-Reviewed by Andie Berryman–
At first glance this volume of writing and graphics seems quite testosterone-fuelled, kind of a kickback 1990s slacker re-imagining of the popular diaspora of late sixties biker culture offerings such as Easy Rider and Steppenwolfs Born to be Wild. The choppers are there but they’ve run out of fuel, they serve as mere objects to photographed.
‘Daydreamers shoot for rays,holy raiders and months of May…While the matter remains quietly’ (Holy Riders)
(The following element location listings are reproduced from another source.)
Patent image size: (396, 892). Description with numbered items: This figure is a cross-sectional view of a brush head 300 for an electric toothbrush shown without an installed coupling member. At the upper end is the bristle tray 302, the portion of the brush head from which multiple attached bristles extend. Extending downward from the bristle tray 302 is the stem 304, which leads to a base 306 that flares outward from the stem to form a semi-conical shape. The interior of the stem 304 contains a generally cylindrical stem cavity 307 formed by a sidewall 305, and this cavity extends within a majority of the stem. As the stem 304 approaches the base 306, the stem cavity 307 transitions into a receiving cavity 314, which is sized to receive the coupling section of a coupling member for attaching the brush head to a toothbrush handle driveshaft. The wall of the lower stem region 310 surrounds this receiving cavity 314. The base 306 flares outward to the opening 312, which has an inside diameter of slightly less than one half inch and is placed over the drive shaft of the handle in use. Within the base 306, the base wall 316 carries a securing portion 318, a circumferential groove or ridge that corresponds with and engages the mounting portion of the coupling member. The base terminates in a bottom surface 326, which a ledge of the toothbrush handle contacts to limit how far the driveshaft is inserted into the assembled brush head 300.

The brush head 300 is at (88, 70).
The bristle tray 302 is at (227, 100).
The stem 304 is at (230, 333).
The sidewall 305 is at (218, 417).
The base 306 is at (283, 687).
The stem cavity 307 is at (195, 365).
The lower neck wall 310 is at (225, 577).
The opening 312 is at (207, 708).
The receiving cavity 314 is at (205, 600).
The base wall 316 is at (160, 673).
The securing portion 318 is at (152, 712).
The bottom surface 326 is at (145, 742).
Indeed in this volume the subject matter appears not to be that ‘Art is the site of resistance’ (as seen in most throwaway copies of small gallery literature) it’s more like the ‘Art is the site of subsistence’:
‘Attempting to scrounge perspective that leads to compelling’
Perspective is not needed here, just an understanding that writing and art fixed together need not be deep and compelling, just there telling it like it is. It’s quite a melancholy theme that threads the pieces together. My cranium jukebox flipped the record over to Once in a lifetime by The Talking Heads once I’d read ‘Paddle on the Chop Bruv’:
‘High tide to low. Waves crashing, nowhere to go’
The question is, does this set of series have anyway to go? It presents the site of subsistence, whilst I understand that this is California dreaming turned to California drowning, why is it of interest to me? The only thing that seemed at stake was the two male protagonists’ view of their lives through the patches mindlessly stitched onto ripped-up Levi’s. The nomad, motorcycle warrior of the road is gone, the artists know the road is blocked and yet they they imagine the legends in a post-industrialised Capitalism-is-eating-itself world. As a traffic cop would say ‘Stop rubbernecking, nothing to see here’.